なぜならば、信頼できる診療をしている施設かどうかは、治療成績をしっかりと開示しているかどうか、が大きな指標のひとつなのです。信頼おける治療をおこなっているかどうかは、なかなかわかりにくいと思いますが、治療成績の公示の有無を、信頼の一つの指標にしてみては如何でしょうか。

(Ⅰ)新鮮胚移植
2013年の採卵周期はおよそ1,400件で平均年齢は38.7歳でした。
新鮮胚の移植が出来なかった方は、およそ300件弱で、その平均年齢は40.1歳です。やはり年齢が高くなるとキャンセルになる率も上がります。
採卵できても、受精卵が得られない、胚の質が非常に悪い、などで、約20%の方が胚移植できずにキャンセルになってしまうのです。
胚移植できた周期が、約1,000周期で、270周期で妊娠(妊娠率26.5%)されました。


 35歳未満では、ほぼ1個移植なので、妊娠率と着床率はほぼ同じであり、それで妊娠率(着床率)が40%と超えています。これは自画自賛となってしまいますが、スタッフががんばってくれていることを示す、胸を張れる数字です。
一方、40歳以上では明らかに成績は低下し、流産率は上昇します。特に43歳以上では、妊娠が継続するのは2~3%の方のみなのです。やはり、女性の年齢が依然として大きな影響を持つのです。

(Ⅱ)凍結胚盤胞移植
凍結胚盤胞移植は、581周期で、265周期で妊娠(妊娠率45.6%)されました。平均年齢は36.3歳でした。


 凍結胚盤胞移植でも、35歳未満では妊娠率は50%を超え、これも胸を張れる成績だと思います。当クリニックでは、胚盤胞移植は、ほぼ100%1個移植なので、これはそのまま着床率と考えて頂いて良いのです。
胚盤胞まで成長するならば、高い妊娠率が得られます。ただし、胚盤胞まで成長するのは、受精卵の50%未満です。したがって、新鮮胚と凍結胚盤胞の妊娠率を単純に比較することは出来ません。

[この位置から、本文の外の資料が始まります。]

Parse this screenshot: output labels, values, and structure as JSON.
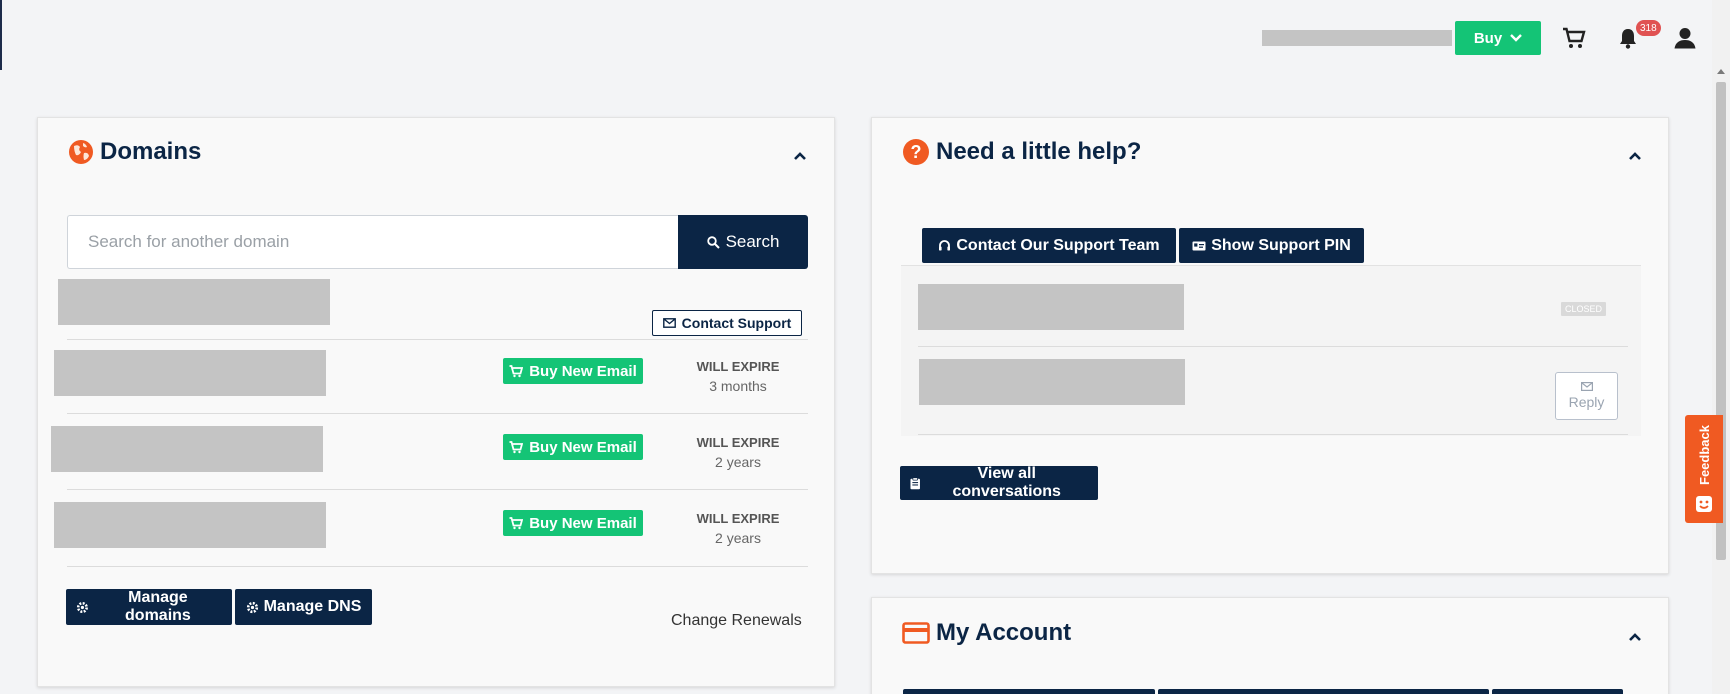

当クリニックでは、基本は初期胚移植ですが、初期胚でも原則1個移植であり、「全部凍結胚にする方法との差は、わずか1個」と言う見方も出来ます。
全部の胚を、胚盤胞まで成長させて凍結保存する方法を採用している施設も少なくありません。しかし、どの方法が最も良いかは明確になっているものではありませんし、すべての方に、一つの方法が最良であるとも思えません。
当クリニックの考え方と、その成績をお知らせ致しました。

いずれの方法にしても、女性の年齢が最も大きな因子です。
最後に、当クリニックでは体外受精のみをお勧めしているのではありませんが、37歳以上の方には、体外受精の選択肢もお考え頂くことをお勧めしています。40歳以上の方は、体外受精をすぐにお考えすることを、昨年のデータをみると、改めて、再度お勧め致します。